Propos recueillis par Michaël Szadkowski
La marque pionnière du jeu en réalité virtuelle continue de sortir ses nouveautés, malgré la retombée de l’euphorie dans le secteur. Entretien avec le responsable du catalogue des jeux sur Oculus.
Jason Rubin, responsable du catalogue des jeux d’Oculus, en 2015. / Derrick Coetzee - FlickR (Licence Creative Commons)
Après une certaine effervescence au milieu des années 2010, la réalité virtuelle (VR) est, peu à peu, retombée dans un oubli relatif, en dehors des passionnés du genre. A l’E3 2019, le salon mondial du jeu vidéo qui se tient tous les ans à Los Angeles, aucun projet majeur de réalité virtuelle n’a été annoncé par les constructeurs et studios de jeux vidéo – même si les ventes de matériel sont reparties à la hausse en début d’année.
Seul Oculus, le pionnier du secteur, et son acteur le plus en vue depuis son rachat par Facebook, disposait d’un stand pour présenter ses nouveautés. La marque a lancé, en 2019, deux modèles de casques de réalité virtuelle : l’Oculus Rift S, une mise à jour de son casque-phare (qui requiert d’être branché à un ordinateur), et l’Oculus Quest, sorti en mai 2019, un casque nomade plus puissant et performant que le Go.
Mais si le matériel s’améliore, quel est désormais l’avenir des jeux et environnements conçus pour la réalité virtuelle ? Nous en avons discuté à l’E3 avec Jason Rubin, actuel responsable du catalogue des jeux d’Oculus, aussi connu pour avoir lancé la série Crash Bandicoot dans les années 1990 et fondé le studio Naughty Dog.
Le casque Oculus Quest et ses manettes, présenté à l’E3 2019 de Los Angeles. / Michaël Szadkowski pour Le Monde
Nous avons pu tester l’Oculus Quest. Les progrès par rapport aux premiers casques Oculus sont très nets. En revanche, en ce qui concerne les jeux proposés, on ne voit pas forcément d’évolutions notables.
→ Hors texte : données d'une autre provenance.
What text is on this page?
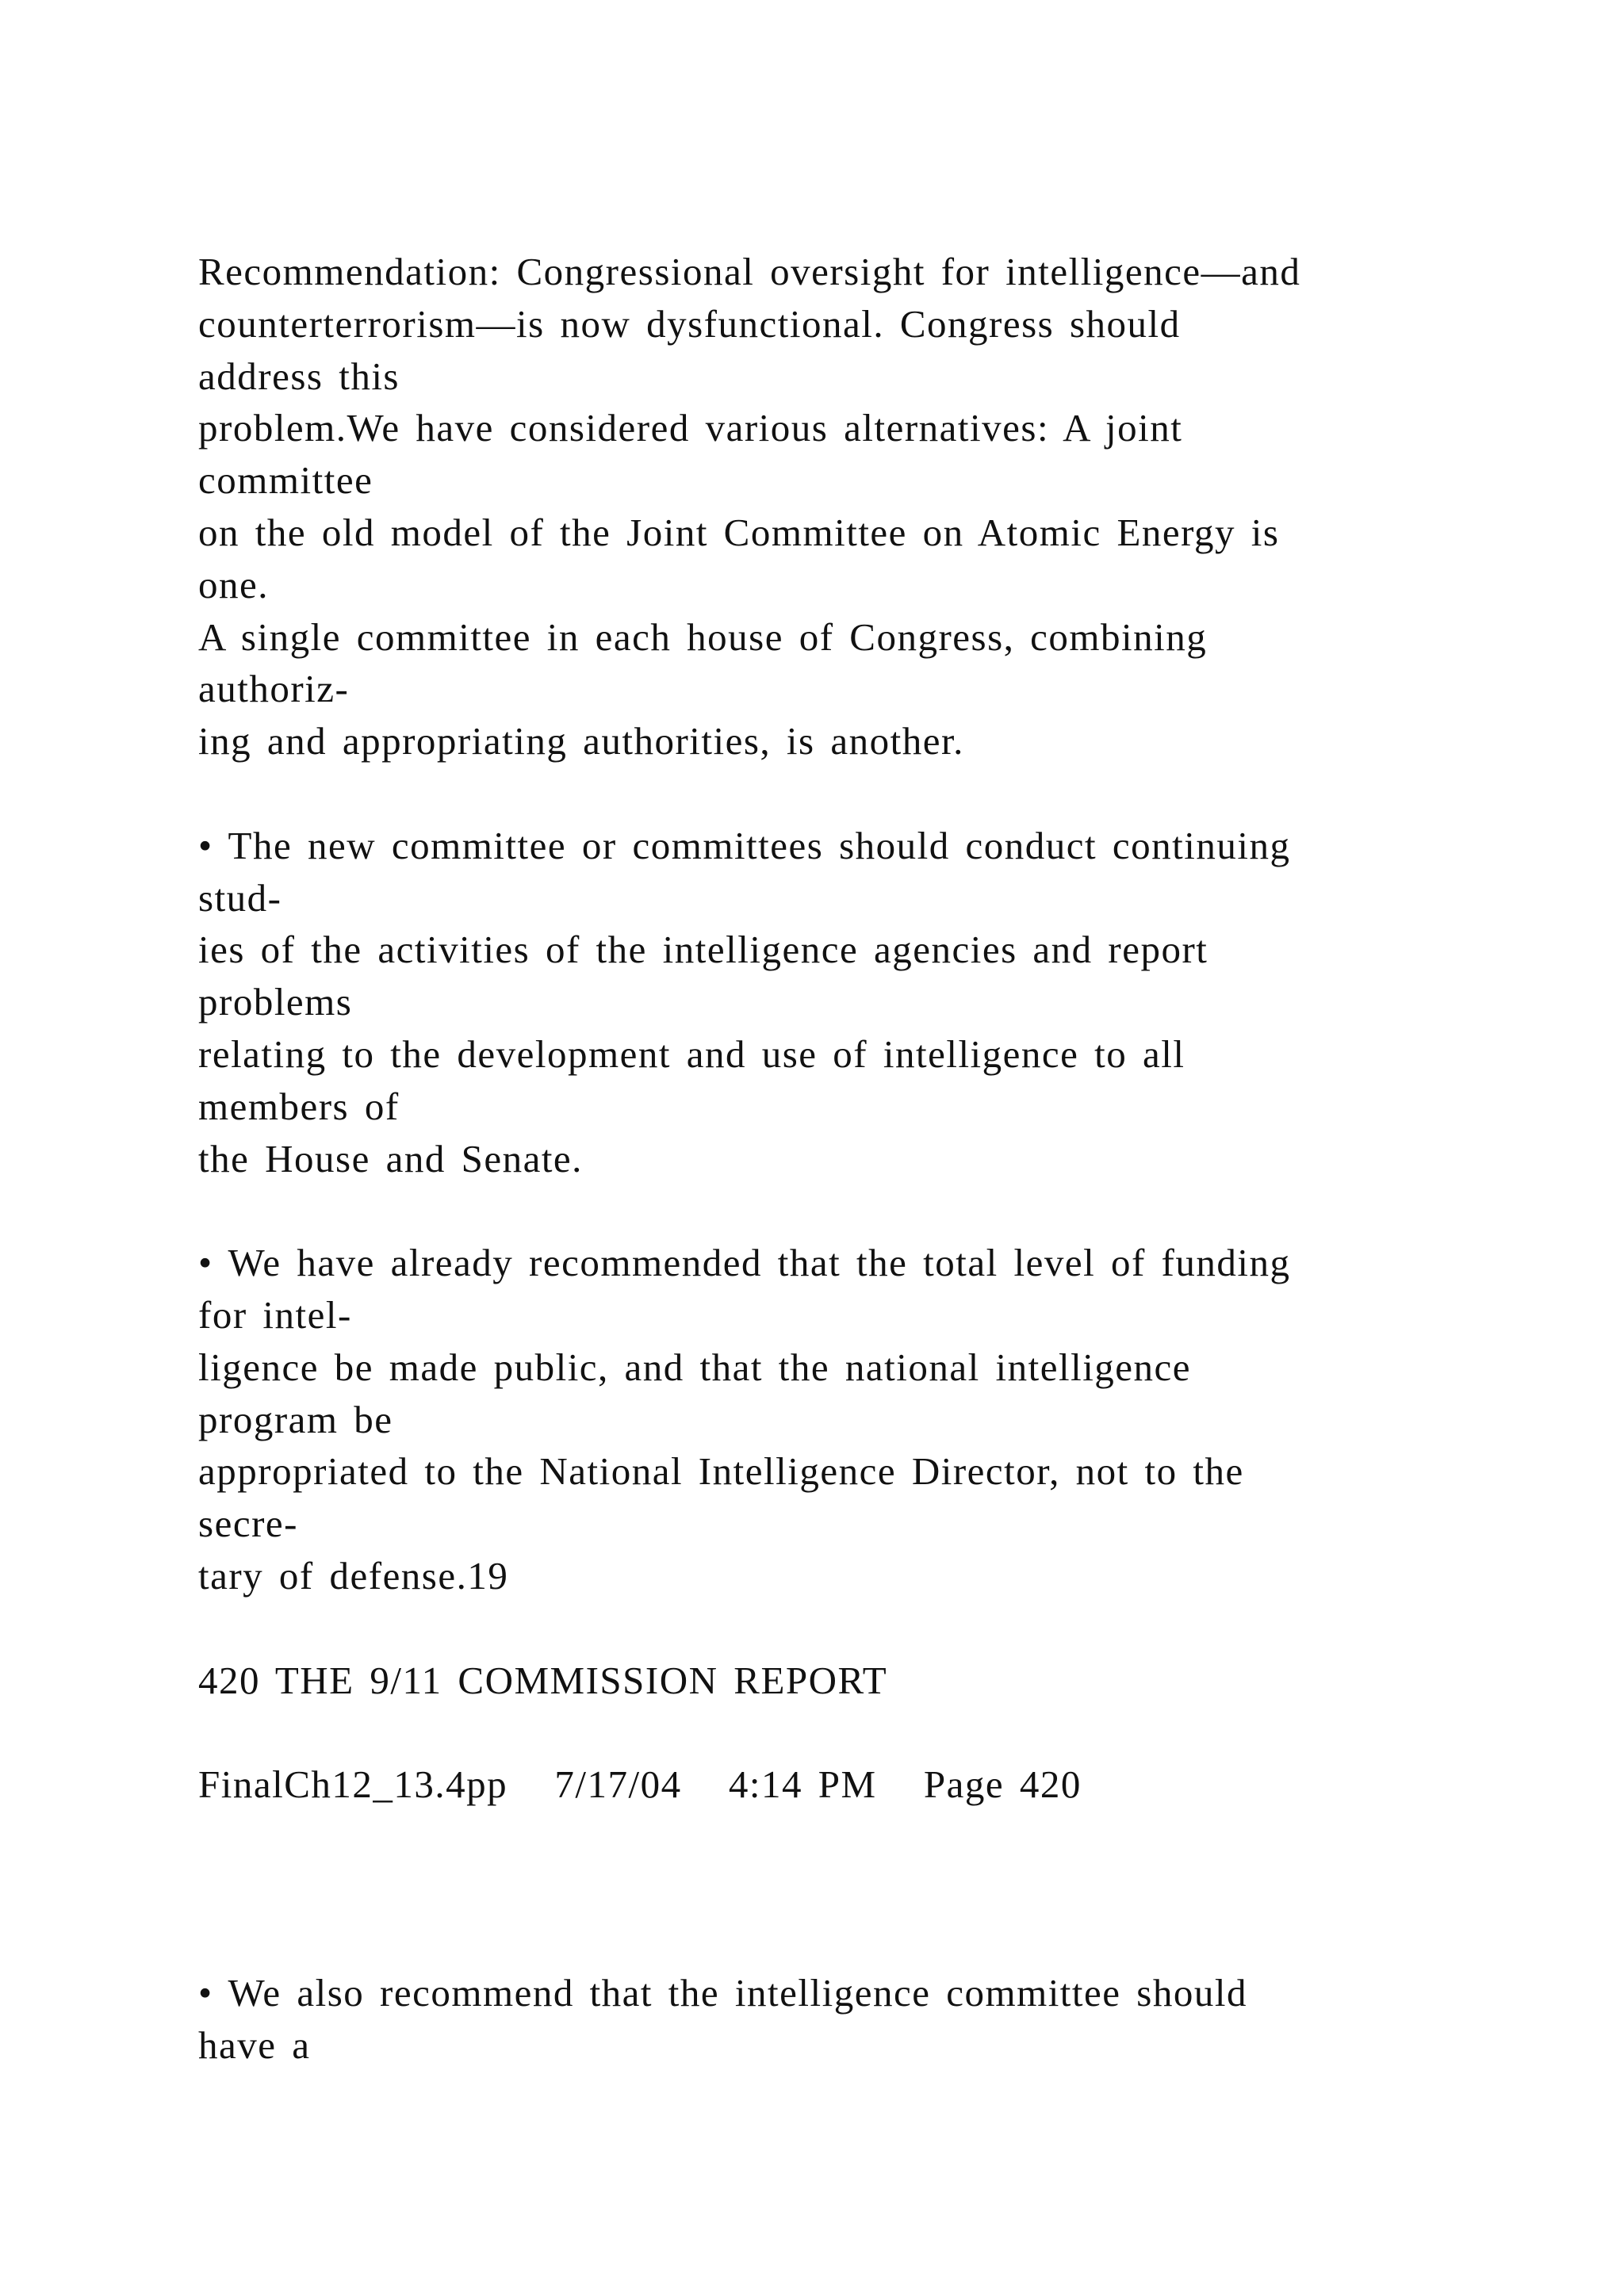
Recommendation: Congressional oversight for intelligence—and
counterterrorism—is now dysfunctional. Congress should
address this
problem.We have considered various alternatives: A joint
committee
on the old model of the Joint Committee on Atomic Energy is
one.
A single committee in each house of Congress, combining
authoriz-
ing and appropriating authorities, is another.
• The new committee or committees should conduct continuing
stud-
ies of the activities of the intelligence agencies and report
problems
relating to the development and use of intelligence to all
members of
the House and Senate.
• We have already recommended that the total level of funding
for intel-
ligence be made public, and that the national intelligence
program be
appropriated to the National Intelligence Director, not to the
secre-
tary of defense.19
420 THE 9/11 COMMISSION REPORT
FinalCh12_13.4pp   7/17/04   4:14 PM   Page 420
• We also recommend that the intelligence committee should
have a
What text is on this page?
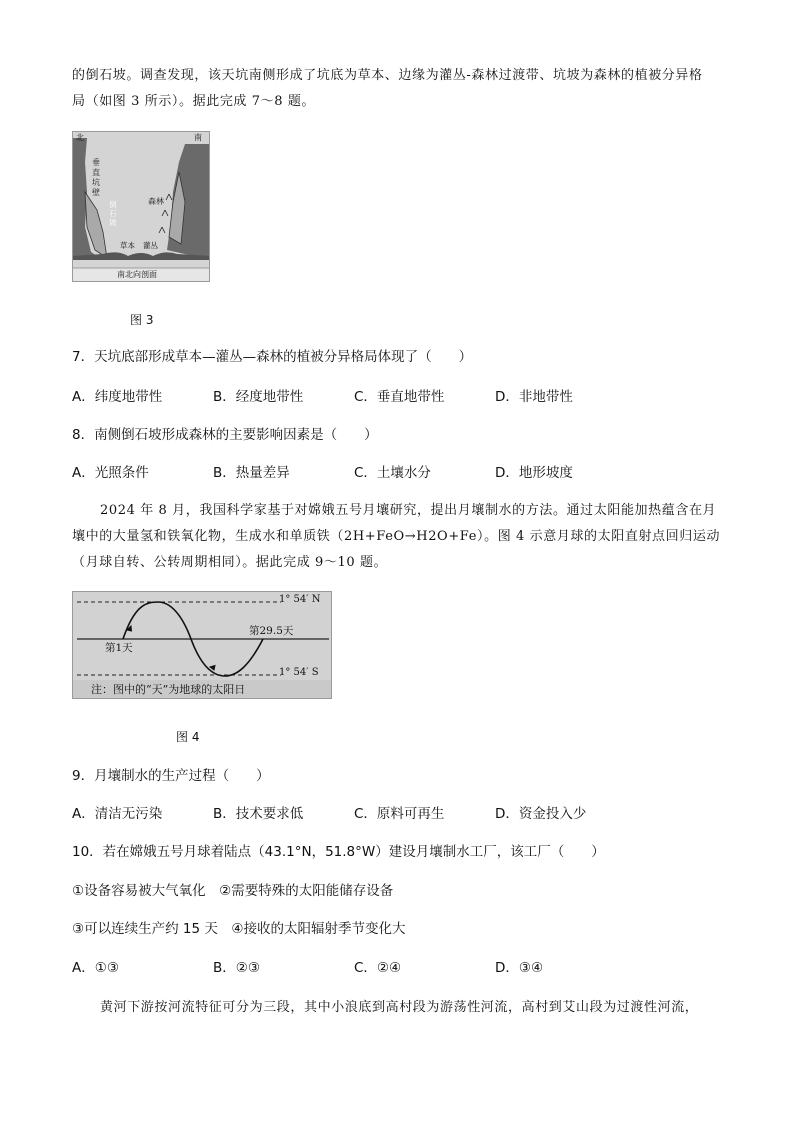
的倒石坡。调查发现，该天坑南侧形成了坑底为草本、边缘为灌丛-森林过渡带、坑坡为森林的植被分异格
局（如图 3 所示）。据此完成 7～8 题。
北	南
垂直坑壁
倒石坡
森林
草本 灌丛
南北向剖面
图 3
7．天坑底部形成草本—灌丛—森林的植被分异格局体现了（　　）
A．纬度地带性	B．经度地带性	C．垂直地带性	D．非地带性
8．南侧倒石坡形成森林的主要影响因素是（　　）
A．光照条件	B．热量差异	C．土壤水分	D．地形坡度
2024 年 8 月，我国科学家基于对嫦娥五号月壤研究，提出月壤制水的方法。通过太阳能加热蕴含在月
壤中的大量氢和铁氧化物，生成水和单质铁（2H+FeO→H2O+Fe）。图 4 示意月球的太阳直射点回归运动
（月球自转、公转周期相同）。据此完成 9～10 题。
1° 54′ N
1° 54′ S
第1天
第29.5天
注：图中的“天”为地球的太阳日
图 4
9．月壤制水的生产过程（　　）
A．清洁无污染	B．技术要求低	C．原料可再生	D．资金投入少
10．若在嫦娥五号月球着陆点（43.1°N，51.8°W）建设月壤制水工厂，该工厂（　　）
①设备容易被大气氧化　②需要特殊的太阳能储存设备
③可以连续生产约 15 天　④接收的太阳辐射季节变化大
A．①③	B．②③	C．②④	D．③④
黄河下游按河流特征可分为三段，其中小浪底到高村段为游荡性河流，高村到艾山段为过渡性河流，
Comment l’expliquez-vous ?
Je ne suis pas d’accord. Il y a plein de jeux qui ont été créés qui n’auraient pas pu tourner en 2014. Comme The Climb : un jeu d’escalade pour lequel il a fallu inventer une nouvelle gestion des mains, des sauts et des manières de se déplacer. Y parvenir a été une petite révolution. Lone Echo est une manière tout à fait nouvelle de jouer en « gravité zéro ». Et Beat Saber, avec son système inédit de danse avec les bras, a clairement plu à bon nombre de joueurs.
Beat Saber – E3 2018 Announce Trailer | PS VR
Durée : 01:07
Il y a beaucoup de titres qui innovent. Et on le voit dans les données de jeu que nous récoltons : il y a davantage de rétention, davantage de temps passé à jouer. Ce qui signifie que les joueurs sont de plus en plus satisfaits, en tout cas plus qu’il y a cinq ans.
Cela peut aussi s’expliquer par les changements dans la manière d’accéder à ces jeux. Vous pouvez maintenant jouer en réalité virtuelle avec des casques et des manettes spécifiques fonctionnant sans ordinateur et sans fil, pour 400 euros environ. En 2014, vous aviez besoin d’un PC très puissant, avec des contrôleurs reliés qui étaient des manettes de console ou des claviers.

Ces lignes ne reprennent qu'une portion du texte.